Stéphane Barsacq ou la recherche de la spiritualité
L'écrivain Stéphane Barsacq en 2016. Image : capture d'écran YouTube / France 3 Centre-Val de Loire

Dans un essai où il évoque plusieurs grandes figures de notre littérature, Stéphane Barsacq nous invite à prendre un peu d’altitude à l’aide, notamment, de Baudelaire et Rimbaud.


Certains livres tombent à pic. Solstices, de Stéphane Barsacq, fait partie de ces livres-là, trop rares. On prend alors ses distances avec le siècle, on aspire au silence, à la méditation, on espère un soleil de janvier derrière les fenêtres sans rideau et le réveil avec le tremblement de l’aurore. Le temps n’est plus à mugueter mais à rejoindre l’atmosphère de l’abbaye de la Trappe. 

On pense en effet à l’ouvrage si moderne de Chateaubriand, Vie de Rancé. Au moment où le corps est saisi par les premières attaques de la vieillesse, que reste-t-il ? « L’amour ? il est trompé, fugitif ou coupable, écrit Chateaubriand. La renommée ? vous la partagez avec la médiocrité ou le crime. La fortune ? pourrait-on compter comme un bien cette frivolité ? » 

Il convient donc de se plonger dans Solstices pour y puiser la sagesse de continuer à vivre différemment.

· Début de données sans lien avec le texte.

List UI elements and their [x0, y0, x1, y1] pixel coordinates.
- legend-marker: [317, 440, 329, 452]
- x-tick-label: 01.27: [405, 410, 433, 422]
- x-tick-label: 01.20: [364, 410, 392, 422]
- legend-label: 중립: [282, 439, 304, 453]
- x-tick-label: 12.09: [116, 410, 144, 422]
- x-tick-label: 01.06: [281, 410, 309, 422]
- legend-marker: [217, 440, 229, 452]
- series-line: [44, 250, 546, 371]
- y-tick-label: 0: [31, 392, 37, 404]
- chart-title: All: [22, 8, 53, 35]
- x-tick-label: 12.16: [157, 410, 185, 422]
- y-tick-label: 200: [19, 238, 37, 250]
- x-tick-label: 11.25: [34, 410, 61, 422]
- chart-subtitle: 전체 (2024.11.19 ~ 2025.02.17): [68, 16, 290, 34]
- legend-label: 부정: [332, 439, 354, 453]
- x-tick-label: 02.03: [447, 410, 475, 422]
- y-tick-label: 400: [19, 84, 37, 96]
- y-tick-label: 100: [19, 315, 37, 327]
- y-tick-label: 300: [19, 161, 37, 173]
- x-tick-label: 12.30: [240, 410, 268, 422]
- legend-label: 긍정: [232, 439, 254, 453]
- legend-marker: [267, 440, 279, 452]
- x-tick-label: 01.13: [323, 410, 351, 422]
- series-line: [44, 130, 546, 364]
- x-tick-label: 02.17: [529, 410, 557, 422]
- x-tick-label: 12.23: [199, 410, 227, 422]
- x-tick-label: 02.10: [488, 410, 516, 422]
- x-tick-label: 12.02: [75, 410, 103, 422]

Stéphane Barsacq, romancier, essayiste, éditeur, nous propose des fragments de réflexion afin de rendre plus harmonieuses nos futures actions. On ouvre au hasard son livre, on lit, on médite. Comme s’il s’agissait de l’ouvrage d’un nouveau Marc Aurèle ou Théodore Monod, ou bien encore un religieux marchant dans la brume bleutée du mont Sinaï. Exemple : « Le génie est le nom profane de la grâce. » Ou encore : « L’absurde n’est jamais que la traduction scientifique de la transcendance. » Et encore : « Tout est rythme, a dit un Grec ; et le destin entier de l’homme est un seul rythme céleste. » Barsacq évoque souvent les vertus de la musique. Il n’oublie pas le mystérieux Mozart. « Mozart n’a pas mérité d’avoir si mal ni si durement vécu, souligne-t-il, mais, plus verticalement, je pense que l’humanité ne mérite pas Mozart, quoiqu’il la sauve. Peut-être est-ce le destin d’un Dieu. » Verticalité, horizontalité ; Spleen, idéal. On en arrive au chapitre consacré à Baudelaire. On pensait avoir tout dit du poète des Fleurs du Mal, on se trompait. Il en est de même avec le chapitre consacré au « corrosif » Rimbaud. Barsacq gomme les vieux clichés, bouscule les commentaires éculés des professeurs paresseux. Ces deux-là n’ont plus droit à des procès en sorcellerie, c’est ce qui pouvait leur arriver de pire, car on finit par ne plus les lire. 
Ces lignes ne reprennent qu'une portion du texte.